NewsCrime Desk

Cyber crims use trusted brands to rob and blackmail Irish web users

Crime DeskBy Eamon Dillon
Cyber criminals are getting more sophisticated
Cyber criminals are getting more sophisticated

Cyber criminals are launching more sophisticated attacks on Irish internet users to steal people’s identities, empty their bank accounts or blackmail victims.

Based in Russia, China and Indonesia, professional gangsters are targeting victims all over the world in scams worth hundreds of millions of euro every year.

A key ploy is hijacking trusted brand names to trick people into handing over their personal details.

Blue chip companies and organisations such as Bank of Ireland, FedEx and even the Revenue Commissioners have been used to target victims.
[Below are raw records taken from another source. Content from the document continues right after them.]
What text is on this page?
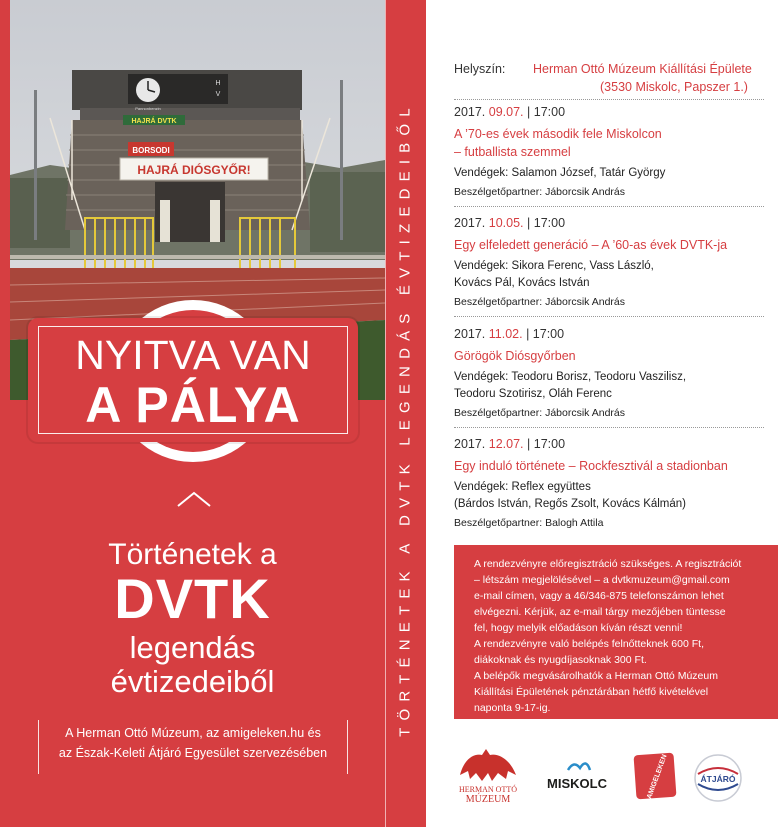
Pannonbenzin
H
V
HAJRÁ DVTK
BORSODI
HAJRÁ DIÓSGYŐR!
NYITVA VAN
A PÁLYA
Történetek a
DVTK
legendás
évtizedeiből
A Herman Ottó Múzeum, az amigeleken.hu és
az Észak-Keleti Átjáró Egyesület szervezésében
TÖRTÉNETEK A DVTK LEGENDÁS ÉVTIZEDEIBŐL
Helyszín: Herman Ottó Múzeum Kiállítási Épülete
(3530 Miskolc, Papszer 1.)
2017. 09.07. | 17:00
A ’70-es évek második fele Miskolcon
– futballista szemmel
Vendégek: Salamon József, Tatár György
Beszélgetőpartner: Jáborcsik András
2017. 10.05. | 17:00
Egy elfeledett generáció – A ’60-as évek DVTK-ja
Vendégek: Sikora Ferenc, Vass László,
Kovács Pál, Kovács István
Beszélgetőpartner: Jáborcsik András
2017. 11.02. | 17:00
Görögök Diósgyőrben
Vendégek: Teodoru Borisz, Teodoru Vaszilisz,
Teodoru Szotirisz, Oláh Ferenc
Beszélgetőpartner: Jáborcsik András
2017. 12.07. | 17:00
Egy induló története – Rockfesztivál a stadionban
Vendégek: Reflex együttes
(Bárdos István, Regős Zsolt, Kovács Kálmán)
Beszélgetőpartner: Balogh Attila

A rendezvényre előregisztráció szükséges. A regisztrációt

– létszám megjelölésével – a dvtkmuzeum@gmail.com

e-mail címen, vagy a 46/346-875 telefonszámon lehet

elvégezni. Kérjük, az e-mail tárgy mezőjében tüntesse

fel, hogy melyik előadáson kíván részt venni!

A rendezvényre való belépés felnőtteknek 600 Ft,

diákoknak és nyugdíjasoknak 300 Ft.

A belépők megvásárolhatók a Herman Ottó Múzeum

Kiállítási Épületének pénztárában hétfő kivételével

naponta 9-17-ig.

HERMAN OTTÓ
MÚZEUM
MISKOLC	AMIGELEKEN	ÁTJÁRÓ
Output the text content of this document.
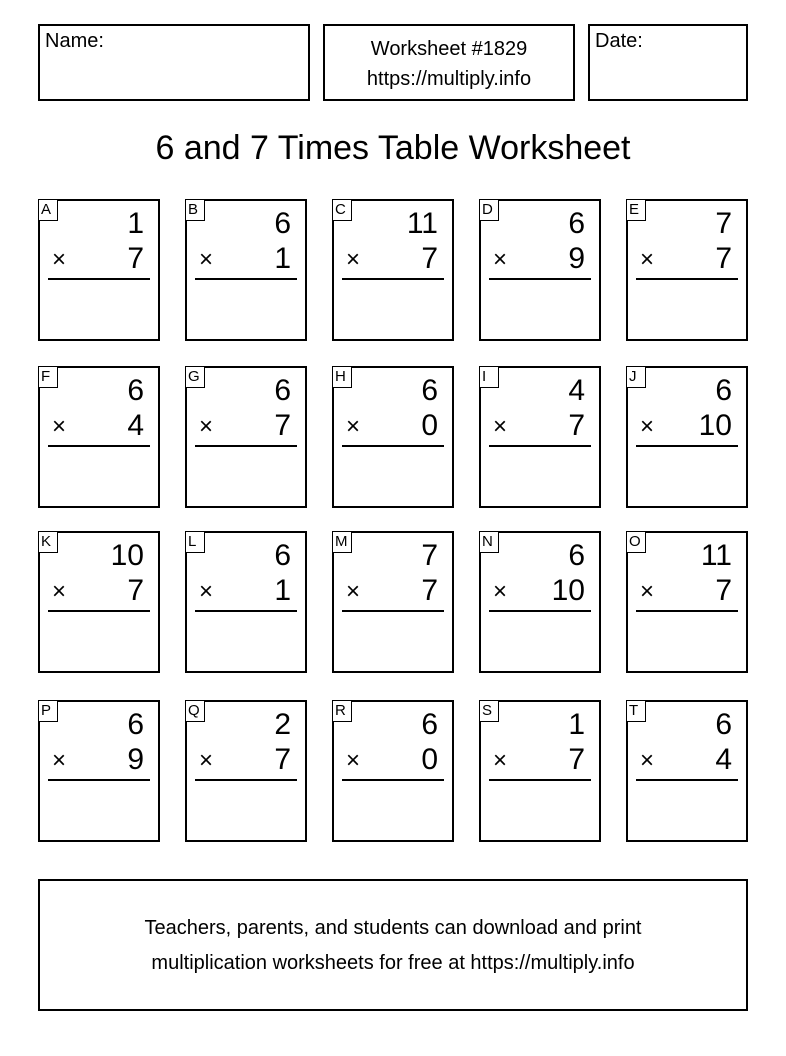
Name:	Worksheet #1829
https://multiply.info
Date:
6 and 7 Times Table Worksheet
A	1
× 7
B	6
× 1
C 11
× 7
D	6
× 9
E	7
× 7
F	6
× 4
G 6
× 7
H	6
× 0
I	4
× 7
J	6
× 10
K 10
× 7
L	6
× 1
M 7
× 7
N	6
× 10
O 11
× 7
P	6
× 9
Q 2
× 7
R	6
× 0
S	1
× 7
T	6
× 4
Teachers, parents, and students can download and print
multiplication worksheets for free at https://multiply.info
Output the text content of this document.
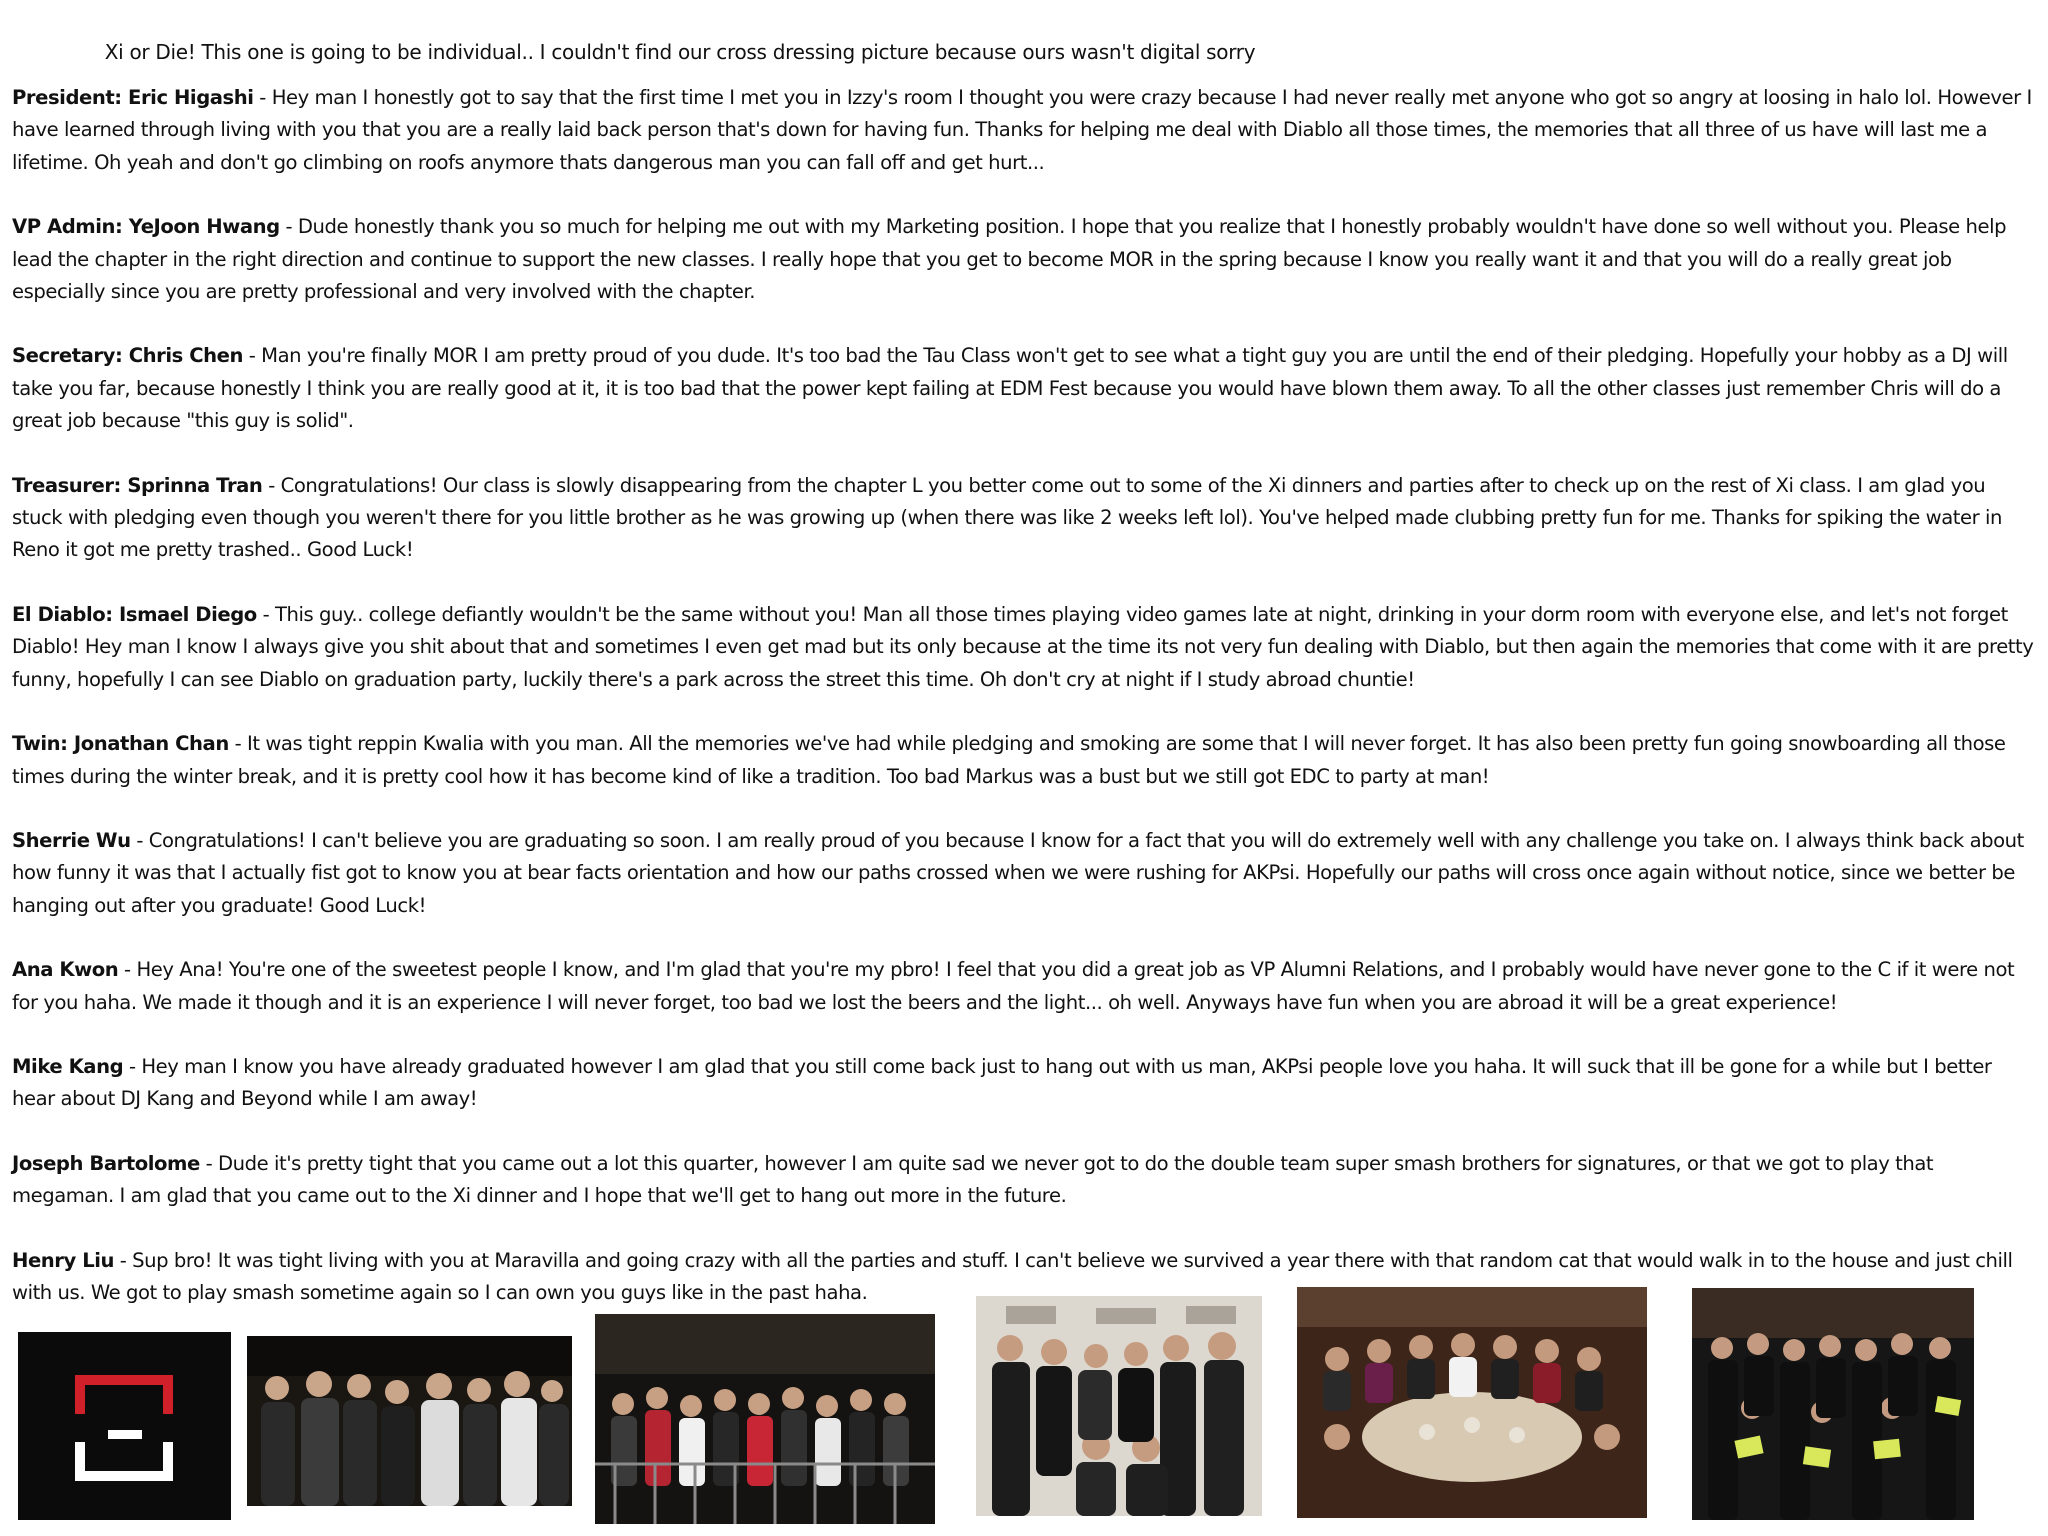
Xi or Die! This one is going to be individual.. I couldn't find our cross dressing picture because ours wasn't digital sorry

President: Eric Higashi - Hey man I honestly got to say that the first time I met you in Izzy's room I thought you were crazy because I had never really met anyone who got so angry at loosing in halo lol. However I have learned through living with you that you are a really laid back person that's down for having fun. Thanks for helping me deal with Diablo all those times, the memories that all three of us have will last me a lifetime. Oh yeah and don't go climbing on roofs anymore thats dangerous man you can fall off and get hurt...

VP Admin: YeJoon Hwang - Dude honestly thank you so much for helping me out with my Marketing position. I hope that you realize that I honestly probably wouldn't have done so well without you. Please help lead the chapter in the right direction and continue to support the new classes. I really hope that you get to become MOR in the spring because I know you really want it and that you will do a really great job especially since you are pretty professional and very involved with the chapter.

Secretary: Chris Chen - Man you're finally MOR I am pretty proud of you dude. It's too bad the Tau Class won't get to see what a tight guy you are until the end of their pledging. Hopefully your hobby as a DJ will take you far, because honestly I think you are really good at it, it is too bad that the power kept failing at EDM Fest because you would have blown them away. To all the other classes just remember Chris will do a great job because "this guy is solid".

Treasurer: Sprinna Tran - Congratulations! Our class is slowly disappearing from the chapter L you better come out to some of the Xi dinners and parties after to check up on the rest of Xi class. I am glad you stuck with pledging even though you weren't there for you little brother as he was growing up (when there was like 2 weeks left lol). You've helped made clubbing pretty fun for me. Thanks for spiking the water in Reno it got me pretty trashed.. Good Luck!

El Diablo: Ismael Diego - This guy.. college defiantly wouldn't be the same without you! Man all those times playing video games late at night, drinking in your dorm room with everyone else, and let's not forget Diablo! Hey man I know I always give you shit about that and sometimes I even get mad but its only because at the time its not very fun dealing with Diablo, but then again the memories that come with it are pretty funny, hopefully I can see Diablo on graduation party, luckily there's a park across the street this time. Oh don't cry at night if I study abroad chuntie!

Twin: Jonathan Chan - It was tight reppin Kwalia with you man. All the memories we've had while pledging and smoking are some that I will never forget. It has also been pretty fun going snowboarding all those times during the winter break, and it is pretty cool how it has become kind of like a tradition. Too bad Markus was a bust but we still got EDC to party at man!

Sherrie Wu - Congratulations! I can't believe you are graduating so soon. I am really proud of you because I know for a fact that you will do extremely well with any challenge you take on. I always think back about how funny it was that I actually fist got to know you at bear facts orientation and how our paths crossed when we were rushing for AKPsi. Hopefully our paths will cross once again without notice, since we better be hanging out after you graduate! Good Luck!

Ana Kwon - Hey Ana! You're one of the sweetest people I know, and I'm glad that you're my pbro! I feel that you did a great job as VP Alumni Relations, and I probably would have never gone to the C if it were not for you haha. We made it though and it is an experience I will never forget, too bad we lost the beers and the light... oh well. Anyways have fun when you are abroad it will be a great experience!

Mike Kang - Hey man I know you have already graduated however I am glad that you still come back just to hang out with us man, AKPsi people love you haha. It will suck that ill be gone for a while but I better hear about DJ Kang and Beyond while I am away!

Joseph Bartolome - Dude it's pretty tight that you came out a lot this quarter, however I am quite sad we never got to do the double team super smash brothers for signatures, or that we got to play that megaman. I am glad that you came out to the Xi dinner and I hope that we'll get to hang out more in the future.

Henry Liu - Sup bro! It was tight living with you at Maravilla and going crazy with all the parties and stuff. I can't believe we survived a year there with that random cat that would walk in to the house and just chill with us. We got to play smash sometime again so I can own you guys like in the past haha.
The bogus emails also come with documents attached which, if opened, can allow software to be secretly installed on a computer or a mobile phone.

They also hack into social media sites such as Facebook, Viber and WhatsApp to spoof people with bogus information.

Cyber criminals offer software for sale to allow hackers to target specific companies. Researchers working for the Canadian government this year estimated that 159 million phishing emails are sent out every single day.

Of these, 16 million get through spam filters, 800,000 are opened, and at least 80,000 people are tricked into handing over personal information.

The fake Bank of Ireland scam (below) urges customers to urgently log on to fix some fictitious problem.

In reality, the victim is logging on to a website controlled by the scam artists who record every key pressed. They even make it look as if you made a mistake to ensure they get all six digits of a customer’s PIN to gain access to their online banking account.

The websites are almost identical to the real thing.

Once scammers have control of a bank account, they can either take whatever cash is available, but often will use it to launder cash from other criminal enterprises.

All the major banks in Ireland have been targeted by the scammers.

When the bogus email (below) from the Revenue Commissioners first made its appearance in Ireland around two years ago, it fooled a lot of people.

The clever trick behind it is in telling people they are due a modest tax rebate of a couple of hundred euro.

Users click on to a spoof website and are again fooled into handing over their personal banking details.

Revenue issued a warning statement saying it “never sends emails requiring customers to send personal information via email or pop-up windows”.

Another favourite trick is to pretend an email comes from email service providers such as Gmail or Yahoo.

Again customers are told they need to immediately change their personal details to ensure security is protected.

Directed to another spoof website, the gullible victim then hands over all the details scammers need to control that email address.

This immediately allows the scam artists to look for accounts associated with that email, then change the passwords to take control of them.

Another favourite target for hackers are online payment firms such as PayPal. The popular service goes to great lengths to warn customers that it will never ask for details in an email.

Another clue that an email is bogus is one that begins with ‘Dear User’ instead of your name.

Once in control of a PayPal account, they can run up a substantial bill on the credit card associated with the account. It can also be used to funnel illegal cash and launder it into the legitimate banking system.

The so-called cryptolocker virus is designed to lock a targeted computer and to prevent access to personal files. A window flashes up to warn a user that a fine must be paid to get an unlocking key or the files will be destroyed.

One such virus used the Garda logo to make it appear as if the user had accessed illegal websites and had incurred an official fine.

A fix was readily available to unlock computers, but many people did not have the technical ability to carry out the procedure to get rid of the virus.

Newer versions of cryptolockers are harder to crack and have been used to target businesses in which cyber-criminals demand thousands of euro to unlock files.

Spoof attacks using well-known brands have also seen hackers target reputable websites to send out real emails to customers.

In the case of U.S. recruitment firm CareerBuilder, hackers were able to get control of the company’s email sever. They used it to send emails to people who had sent in CVs.

Because the people targeted trusted the firm and were eager to hear back.